The libraries were sequenced by Genome Analyzer IIx (Illumina). The produced bcl files were converted to fastq files by CASAVA (Illumina).

Implementation of Mitsucal

Mitsucal was built on the cluster computer Kiku 1st, consisting of a single head node (dual quad-core CPUs and 20 GB RAM), eight computer nodes (single six-core CPU and 24 GB RAM), one file server and one database server (single six-core CPU and 64 GB RAM). All computers, except for the head node, were home-made. The computers in Kiku 1st were connected by a 1-Gbp ethernet. In Linux, installed as an OS, a Sun Grid Engine was used for the job management system. PostgreSQL was installed to the database server.

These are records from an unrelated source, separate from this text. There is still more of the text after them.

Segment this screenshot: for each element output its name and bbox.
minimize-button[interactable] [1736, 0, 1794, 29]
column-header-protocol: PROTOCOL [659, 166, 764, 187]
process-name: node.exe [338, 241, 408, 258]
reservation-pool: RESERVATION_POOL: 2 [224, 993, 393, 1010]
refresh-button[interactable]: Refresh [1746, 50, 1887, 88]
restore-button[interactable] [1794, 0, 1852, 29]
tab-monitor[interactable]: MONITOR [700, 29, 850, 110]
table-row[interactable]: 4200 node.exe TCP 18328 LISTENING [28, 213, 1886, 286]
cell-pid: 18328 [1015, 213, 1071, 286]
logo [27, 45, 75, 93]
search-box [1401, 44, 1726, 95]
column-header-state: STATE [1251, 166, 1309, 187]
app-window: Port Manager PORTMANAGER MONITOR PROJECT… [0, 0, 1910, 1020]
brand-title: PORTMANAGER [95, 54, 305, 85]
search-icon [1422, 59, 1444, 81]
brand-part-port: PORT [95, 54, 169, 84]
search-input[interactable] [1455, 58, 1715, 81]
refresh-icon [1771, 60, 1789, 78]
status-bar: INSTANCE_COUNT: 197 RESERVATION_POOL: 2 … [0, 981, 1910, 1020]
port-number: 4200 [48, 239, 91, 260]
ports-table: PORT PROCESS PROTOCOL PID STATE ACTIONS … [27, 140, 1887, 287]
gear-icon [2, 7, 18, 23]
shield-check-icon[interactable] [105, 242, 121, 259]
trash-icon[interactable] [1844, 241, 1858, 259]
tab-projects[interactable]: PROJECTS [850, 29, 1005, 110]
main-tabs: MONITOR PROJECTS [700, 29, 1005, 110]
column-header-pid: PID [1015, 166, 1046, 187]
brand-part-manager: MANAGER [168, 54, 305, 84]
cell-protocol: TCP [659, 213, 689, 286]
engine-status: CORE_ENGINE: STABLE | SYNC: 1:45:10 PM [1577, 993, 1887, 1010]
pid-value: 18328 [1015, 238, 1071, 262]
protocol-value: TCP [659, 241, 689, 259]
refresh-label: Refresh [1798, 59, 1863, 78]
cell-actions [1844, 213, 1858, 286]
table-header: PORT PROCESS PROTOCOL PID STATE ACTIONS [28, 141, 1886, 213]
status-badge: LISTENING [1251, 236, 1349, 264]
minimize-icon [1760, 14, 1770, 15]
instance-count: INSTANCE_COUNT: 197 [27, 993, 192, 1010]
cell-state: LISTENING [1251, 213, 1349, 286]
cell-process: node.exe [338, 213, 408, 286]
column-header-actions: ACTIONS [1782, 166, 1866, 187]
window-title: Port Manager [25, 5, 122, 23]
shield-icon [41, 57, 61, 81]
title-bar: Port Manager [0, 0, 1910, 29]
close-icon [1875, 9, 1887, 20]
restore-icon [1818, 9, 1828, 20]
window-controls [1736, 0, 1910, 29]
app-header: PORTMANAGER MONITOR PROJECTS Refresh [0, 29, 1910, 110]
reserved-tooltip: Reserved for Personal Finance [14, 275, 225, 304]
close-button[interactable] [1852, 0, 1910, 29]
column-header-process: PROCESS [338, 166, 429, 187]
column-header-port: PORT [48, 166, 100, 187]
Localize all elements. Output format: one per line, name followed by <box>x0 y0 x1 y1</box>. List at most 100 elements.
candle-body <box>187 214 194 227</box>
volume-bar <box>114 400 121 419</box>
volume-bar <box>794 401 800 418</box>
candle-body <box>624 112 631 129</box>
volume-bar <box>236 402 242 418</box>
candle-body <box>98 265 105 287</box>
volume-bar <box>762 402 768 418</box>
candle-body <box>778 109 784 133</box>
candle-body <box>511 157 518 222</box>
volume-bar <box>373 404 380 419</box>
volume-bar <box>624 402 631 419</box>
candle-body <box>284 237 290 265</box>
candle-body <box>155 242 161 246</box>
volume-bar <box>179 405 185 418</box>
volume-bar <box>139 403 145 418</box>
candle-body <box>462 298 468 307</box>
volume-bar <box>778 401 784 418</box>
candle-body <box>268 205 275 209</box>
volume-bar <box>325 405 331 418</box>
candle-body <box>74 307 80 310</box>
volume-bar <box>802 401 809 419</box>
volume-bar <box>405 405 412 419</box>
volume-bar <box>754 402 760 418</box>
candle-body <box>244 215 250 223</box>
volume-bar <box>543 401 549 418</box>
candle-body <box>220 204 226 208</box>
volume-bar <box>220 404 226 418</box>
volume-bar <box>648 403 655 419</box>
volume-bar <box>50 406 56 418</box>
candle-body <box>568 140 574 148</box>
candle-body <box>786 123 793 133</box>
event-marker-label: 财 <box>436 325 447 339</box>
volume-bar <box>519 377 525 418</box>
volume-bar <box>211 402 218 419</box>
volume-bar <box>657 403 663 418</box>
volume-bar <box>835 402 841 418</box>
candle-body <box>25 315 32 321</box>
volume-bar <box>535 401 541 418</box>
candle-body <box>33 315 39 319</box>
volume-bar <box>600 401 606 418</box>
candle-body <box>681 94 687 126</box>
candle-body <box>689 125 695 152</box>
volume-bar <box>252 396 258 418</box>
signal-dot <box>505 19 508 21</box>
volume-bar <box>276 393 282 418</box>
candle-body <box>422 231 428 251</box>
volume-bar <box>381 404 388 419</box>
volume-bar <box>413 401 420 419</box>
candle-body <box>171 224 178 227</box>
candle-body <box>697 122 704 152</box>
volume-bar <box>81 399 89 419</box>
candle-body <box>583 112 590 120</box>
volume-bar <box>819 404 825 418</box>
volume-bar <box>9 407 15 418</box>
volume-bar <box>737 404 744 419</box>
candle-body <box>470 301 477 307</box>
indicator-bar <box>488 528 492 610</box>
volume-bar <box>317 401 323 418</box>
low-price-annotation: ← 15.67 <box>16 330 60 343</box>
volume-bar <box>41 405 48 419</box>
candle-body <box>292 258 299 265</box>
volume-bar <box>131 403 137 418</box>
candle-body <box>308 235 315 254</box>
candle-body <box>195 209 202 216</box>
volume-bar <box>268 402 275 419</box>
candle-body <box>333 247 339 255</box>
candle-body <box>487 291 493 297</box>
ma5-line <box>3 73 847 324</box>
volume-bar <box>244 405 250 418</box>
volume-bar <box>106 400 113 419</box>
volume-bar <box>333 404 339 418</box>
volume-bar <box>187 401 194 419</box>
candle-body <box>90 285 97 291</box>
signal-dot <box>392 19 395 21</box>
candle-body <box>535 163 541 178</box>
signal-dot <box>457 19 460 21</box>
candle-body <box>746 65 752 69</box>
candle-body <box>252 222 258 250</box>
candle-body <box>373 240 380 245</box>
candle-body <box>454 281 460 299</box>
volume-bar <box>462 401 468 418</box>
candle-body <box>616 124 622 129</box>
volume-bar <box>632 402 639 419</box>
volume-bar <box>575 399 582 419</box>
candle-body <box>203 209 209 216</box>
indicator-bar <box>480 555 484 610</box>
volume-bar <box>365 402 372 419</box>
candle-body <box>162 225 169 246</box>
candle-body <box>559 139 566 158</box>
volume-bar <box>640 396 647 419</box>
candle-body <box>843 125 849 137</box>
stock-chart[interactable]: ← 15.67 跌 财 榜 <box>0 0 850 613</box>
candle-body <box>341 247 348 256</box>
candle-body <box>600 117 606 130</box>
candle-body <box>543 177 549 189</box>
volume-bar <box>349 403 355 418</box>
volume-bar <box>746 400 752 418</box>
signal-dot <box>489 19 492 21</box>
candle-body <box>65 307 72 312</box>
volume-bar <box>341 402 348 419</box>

Data processing in Mitsucal

Fastq files were acceptable to Mitsucal. Csfasta files from SOLiD were also acceptable. All reads were mapped to the reference by bowtie, and the results were directly stored in PostgreSQL. After mapping by bowtie, the reads were sorted by PostgreSQL, and substitutions were detected by the originally developed scripts written in PHP. The detected substitutions were stored as a table in PostgreSQL. The web interface was also written in PHP. All scripts used in Mitsucal were submitted as supplemental information.

Author contribution statement

T.S, T.K., K.N., S.I. and T.H. conceptualised the study; T.S. carried out formal analysis; T.K., S.T., M.N., T.S. and S.I. carried out investigation; K.N., S.I. and T.H. collected resources; T.S., T.K., K.N., S.I. and T.H. wrote the manuscript.